Photo de groupe d’une partie du personnel de l’Institut Confucius de l’UDSM

En tant qu’organisateur, l’Institut Confucius de l’UDSM a soigneusement préparé cette compétition et assuré son bon déroulement. Lors de la cérémonie de clôture, la représentation magnifique de la danse du dragon et de lions, exécutée par l’équipe de danse du dragon et de lions de l’Institut Confucius, était bien admirée par les spectateurs. Guo Shoujing, enseignant d’arts martiaux de l’Institut Confucius, a estimé que le concours d’arts martiaux était une compétition, mais plutôt un échange, et que les arts martiaux incarnaient l’esprit chinois.
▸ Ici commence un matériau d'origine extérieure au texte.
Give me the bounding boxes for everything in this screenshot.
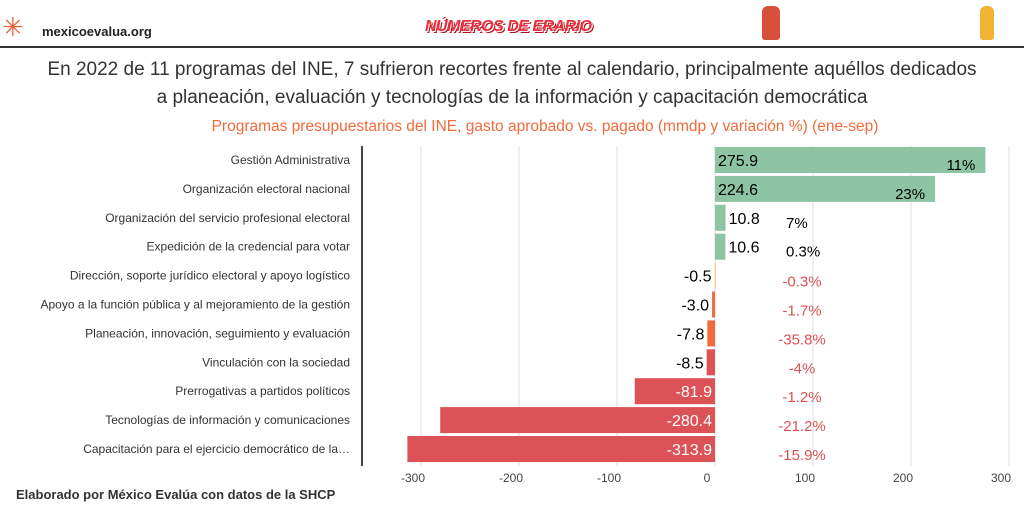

Selon lui, au cours de la promotion des arts martiaux chinois, il faut non seulement enseigner les techniques, mais aussi laisser les Africains ressentir l’esprit des arts martiaux impliquant l’essence de la culture nationale chinoise.


Représentation de la danse du lion donnée par l’Institut Confucius de l’UDSM


Représentation de la danse du dragon donnée par l’Institut Confucius de l’UDSM

Parlant avec esprit et humour dans les coups de sabres et d’épées, les cracks de différents pays se sont faits des amis à travers les arts martiaux. Un moyen important pour la Chine de communiquer avec le reste du monde, les arts martiaux sont de plus en plus populaires parmi les peuples de différents pays du monde, ce qui apportera une plus grande contribution à la construction d’un monde harmonieux.